Umbral sobre Neruda


Pablo Neruda (sin duda el más grande poeta en castellano, con Quevedo) tiene hoy una vigencia que no es la de su poesía política ni la de su poesía romántica, modernista o vanguardista (aunque en todo se le lea mucho), sino la de su reencuentro con la vida de hoy viernes, con la realidad difícil y soleada de las semanas, su abrazo con el hombre medio, que vuelve de comprar el pan, su repartir sosiego entre las herramientas y la sangre, porque la voz de Neruda es como la hora del almuerzo, la sirena del descanso en la obra.
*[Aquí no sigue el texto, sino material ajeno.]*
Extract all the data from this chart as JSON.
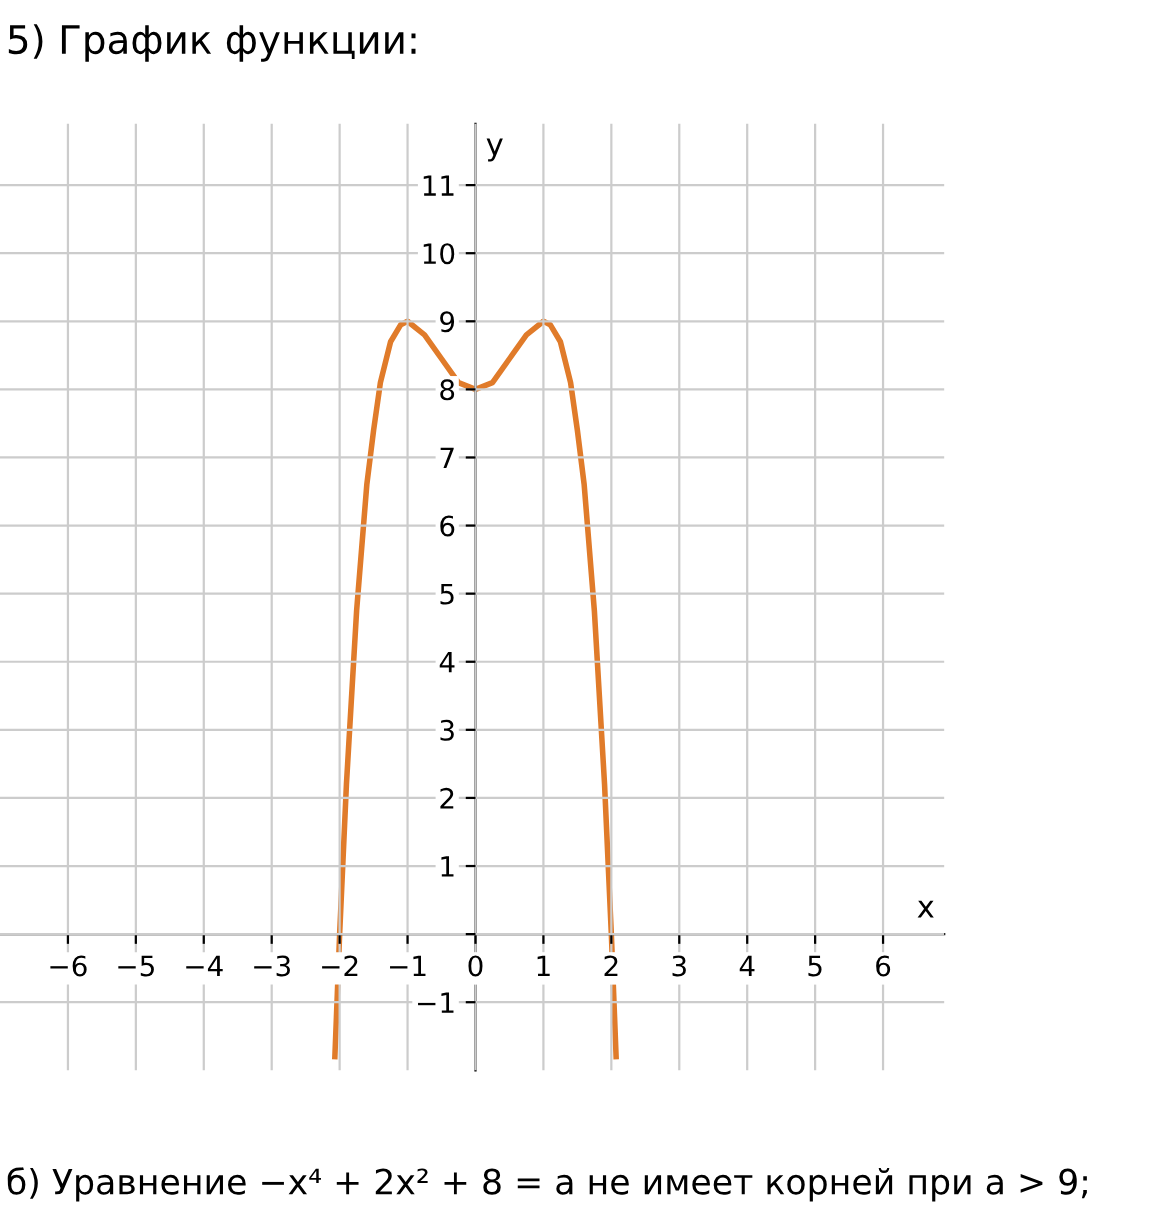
{
  "chart_data": {
    "type": "line",
    "title": "5) График функции:",
    "xlabel": "x",
    "ylabel": "y",
    "x": [
      -2.07,
      -2,
      -1.9,
      -1.75,
      -1.6,
      -1.5,
      -1.4,
      -1.25,
      -1.1,
      -1,
      -0.75,
      -0.5,
      -0.25,
      0,
      0.25,
      0.5,
      0.75,
      1,
      1.1,
      1.25,
      1.4,
      1.5,
      1.6,
      1.75,
      1.9,
      2,
      2.07
    ],
    "series": [
      {
        "color": "#e07b2a",
        "values": [
          -1.8,
          0,
          2.2,
          4.75,
          6.6,
          7.4,
          8.1,
          8.7,
          8.95,
          9,
          8.8,
          8.45,
          8.1,
          8,
          8.1,
          8.45,
          8.8,
          9,
          8.95,
          8.7,
          8.1,
          7.4,
          6.6,
          4.75,
          2.2,
          0,
          -1.8
        ]
      }
    ],
    "xlim": [
      -7,
      6.9
    ],
    "ylim": [
      -2,
      11.9
    ],
    "xticks": [
      -6,
      -5,
      -4,
      -3,
      -2,
      -1,
      0,
      1,
      2,
      3,
      4,
      5,
      6
    ],
    "yticks": [
      -1,
      {
        "value": 0,
        "label": null
      },
      1,
      2,
      3,
      4,
      5,
      6,
      7,
      8,
      9,
      10,
      11
    ],
    "grid": true,
    "marker": "none",
    "line_style": "solid",
    "annotations": [
      "б) Уравнение −x⁴ + 2x² + 8 = a не имеет корней при a > 9;"
    ]
  }
}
Ahora que feneció su comunismo oficial, nos queda su comunismo real, vivido y vividero, la poesía que levantó a partir de lo sencillo y común, porque en esto viene a coincidir con el hombre de hoy, que también profesa la mística de las cosas, la frecuentación de fin de semana con los perros, los pocos burros que quedan, y las palabras rurales, con temperatura de amistad.

Es el Neruda más verdadero/duradero. Ni el panfleto de guerra ni el amor violento de los románticos aprendido en francés. Lo suyo es más bien (lo que hoy conmemoramos) todo lo que sale en sus odas elementales, un franciscanismo laico, un recuerdo adánico e inspirado de las cosas del mundo. Neruda está en la juventud ecologista y en la vejez dulcemente panteísta del ocio ilustrado.
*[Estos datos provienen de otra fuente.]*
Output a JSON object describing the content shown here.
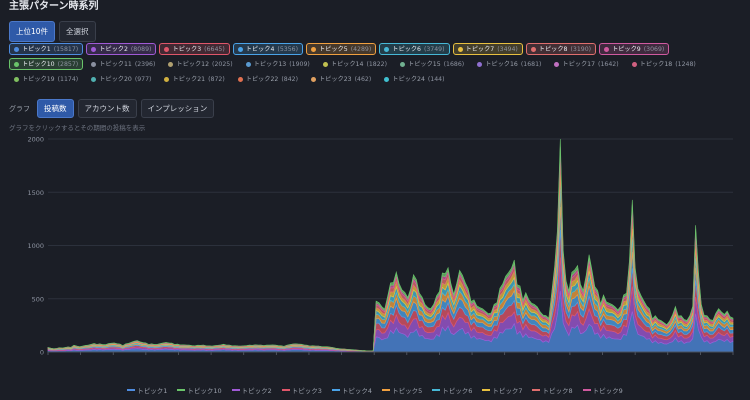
{
  "header": {
    "title": "主張パターン時系列"
  },
  "range_tabs": [
    {
      "label": "上位10件",
      "active": true
    },
    {
      "label": "全選択",
      "active": false
    }
  ],
  "topics": [
    {
      "label": "トピック1",
      "count": "(15817)",
      "color": "#4e8ce0",
      "selected": true
    },
    {
      "label": "トピック2",
      "count": "(8089)",
      "color": "#a05ad6",
      "selected": true
    },
    {
      "label": "トピック3",
      "count": "(6645)",
      "color": "#e0566a",
      "selected": true
    },
    {
      "label": "トピック4",
      "count": "(5356)",
      "color": "#4aa3e8",
      "selected": true
    },
    {
      "label": "トピック5",
      "count": "(4289)",
      "color": "#f0a040",
      "selected": true
    },
    {
      "label": "トピック6",
      "count": "(3749)",
      "color": "#47b8d6",
      "selected": true
    },
    {
      "label": "トピック7",
      "count": "(3494)",
      "color": "#e8c040",
      "selected": true
    },
    {
      "label": "トピック8",
      "count": "(3190)",
      "color": "#e06e6e",
      "selected": true
    },
    {
      "label": "トピック9",
      "count": "(3069)",
      "color": "#d05aa0",
      "selected": true
    },
    {
      "label": "トピック10",
      "count": "(2857)",
      "color": "#6ac46a",
      "selected": true
    },
    {
      "label": "トピック11",
      "count": "(2396)",
      "color": "#8a90a0",
      "selected": false
    },
    {
      "label": "トピック12",
      "count": "(2025)",
      "color": "#b0a070",
      "selected": false
    },
    {
      "label": "トピック13",
      "count": "(1909)",
      "color": "#5a9ad0",
      "selected": false
    },
    {
      "label": "トピック14",
      "count": "(1822)",
      "color": "#c0c050",
      "selected": false
    },
    {
      "label": "トピック15",
      "count": "(1686)",
      "color": "#70b090",
      "selected": false
    },
    {
      "label": "トピック16",
      "count": "(1681)",
      "color": "#9070d0",
      "selected": false
    },
    {
      "label": "トピック17",
      "count": "(1642)",
      "color": "#c070c0",
      "selected": false
    },
    {
      "label": "トピック18",
      "count": "(1248)",
      "color": "#d06080",
      "selected": false
    },
    {
      "label": "トピック19",
      "count": "(1174)",
      "color": "#80c060",
      "selected": false
    },
    {
      "label": "トピック20",
      "count": "(977)",
      "color": "#50b0b0",
      "selected": false
    },
    {
      "label": "トピック21",
      "count": "(872)",
      "color": "#d0b040",
      "selected": false
    },
    {
      "label": "トピック22",
      "count": "(842)",
      "color": "#e07050",
      "selected": false
    },
    {
      "label": "トピック23",
      "count": "(462)",
      "color": "#e0a060",
      "selected": false
    },
    {
      "label": "トピック24",
      "count": "(144)",
      "color": "#40c0d0",
      "selected": false
    }
  ],
  "graph_controls": {
    "label": "グラフ",
    "metrics": [
      {
        "label": "投稿数",
        "active": true
      },
      {
        "label": "アカウント数",
        "active": false
      },
      {
        "label": "インプレッション",
        "active": false
      }
    ]
  },
  "hint": "グラフをクリックするとその期間の投稿を表示",
  "legend": [
    {
      "label": "トピック1",
      "color": "#4e8ce0"
    },
    {
      "label": "トピック10",
      "color": "#6ac46a"
    },
    {
      "label": "トピック2",
      "color": "#a05ad6"
    },
    {
      "label": "トピック3",
      "color": "#e0566a"
    },
    {
      "label": "トピック4",
      "color": "#4aa3e8"
    },
    {
      "label": "トピック5",
      "color": "#f0a040"
    },
    {
      "label": "トピック6",
      "color": "#47b8d6"
    },
    {
      "label": "トピック7",
      "color": "#e8c040"
    },
    {
      "label": "トピック8",
      "color": "#e06e6e"
    },
    {
      "label": "トピック9",
      "color": "#d05aa0"
    }
  ],
  "chart_data": {
    "type": "area",
    "stacked": true,
    "ylim": [
      0,
      2000
    ],
    "yticks": [
      0,
      500,
      1000,
      1500,
      2000
    ],
    "grid": true,
    "legend_position": "bottom",
    "series_order": [
      "トピック1",
      "トピック2",
      "トピック3",
      "トピック4",
      "トピック5",
      "トピック6",
      "トピック7",
      "トピック8",
      "トピック9",
      "トピック10"
    ],
    "series_colors": [
      "#4e8ce0",
      "#a05ad6",
      "#e0566a",
      "#4aa3e8",
      "#f0a040",
      "#47b8d6",
      "#e8c040",
      "#e06e6e",
      "#d05aa0",
      "#6ac46a"
    ],
    "series_share": [
      0.29,
      0.15,
      0.12,
      0.1,
      0.08,
      0.07,
      0.065,
      0.055,
      0.035,
      0.035
    ],
    "x_tick_labels": [
      "",
      "",
      "",
      "",
      "",
      "",
      "",
      "",
      "",
      "",
      "",
      "",
      "",
      "",
      "",
      "",
      "",
      "",
      "",
      "",
      "",
      ""
    ],
    "totals": [
      40,
      35,
      30,
      32,
      38,
      36,
      42,
      45,
      50,
      60,
      55,
      48,
      52,
      58,
      62,
      70,
      75,
      80,
      72,
      68,
      66,
      74,
      78,
      82,
      76,
      70,
      65,
      72,
      80,
      88,
      95,
      100,
      92,
      85,
      80,
      76,
      72,
      70,
      68,
      74,
      80,
      86,
      82,
      78,
      74,
      70,
      66,
      64,
      62,
      60,
      58,
      56,
      60,
      64,
      62,
      58,
      55,
      52,
      56,
      60,
      64,
      68,
      66,
      62,
      58,
      56,
      54,
      52,
      56,
      58,
      60,
      62,
      64,
      66,
      62,
      58,
      60,
      62,
      64,
      60,
      58,
      56,
      54,
      60,
      66,
      70,
      74,
      72,
      68,
      64,
      60,
      58,
      56,
      54,
      52,
      50,
      48,
      46,
      44,
      40,
      36,
      30,
      28,
      26,
      24,
      22,
      20,
      18,
      16,
      14,
      12,
      10,
      10,
      12,
      460,
      430,
      400,
      380,
      520,
      610,
      650,
      700,
      620,
      560,
      520,
      480,
      560,
      720,
      640,
      560,
      480,
      430,
      400,
      380,
      420,
      500,
      560,
      700,
      760,
      740,
      620,
      520,
      600,
      720,
      680,
      640,
      560,
      500,
      460,
      420,
      400,
      380,
      360,
      340,
      360,
      420,
      500,
      560,
      620,
      680,
      700,
      740,
      820,
      620,
      580,
      540,
      520,
      480,
      440,
      420,
      400,
      360,
      340,
      320,
      360,
      520,
      780,
      1100,
      1880,
      900,
      640,
      560,
      700,
      900,
      760,
      620,
      560,
      680,
      860,
      740,
      600,
      540,
      520,
      500,
      460,
      440,
      420,
      400,
      380,
      420,
      500,
      620,
      800,
      1400,
      760,
      560,
      500,
      460,
      420,
      380,
      340,
      320,
      300,
      280,
      260,
      240,
      280,
      340,
      400,
      360,
      320,
      300,
      280,
      320,
      400,
      1140,
      720,
      420,
      360,
      320,
      300,
      280,
      340,
      380,
      360,
      340,
      360,
      340,
      300
    ]
  }
}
Como su maestro Quevedo, anduvo entre los vivos y los muertos, para luego quedarse en el término medio, en la civil memoria, en el hombre que trabaja y juega, en el trabajo gustoso y el ocio que huele a manzanas locas y hierba recién segada. Porque la vida no es sino ese término medio, ese materialismo nada histórico, más bien periódico. Neruda acaba con la poesía pura, la negra excursión al sueño y las mitologías del siglo. Neruda es este mediodía con colegialas de entre semana, palomas de barro purísimo y perros adoradores del sol. Por eso le sentimos tanto.


FRANCISCO UMBRAL, Diario político y sentimental, Planeta, Barcelona, 1999, págs. 413 y 414.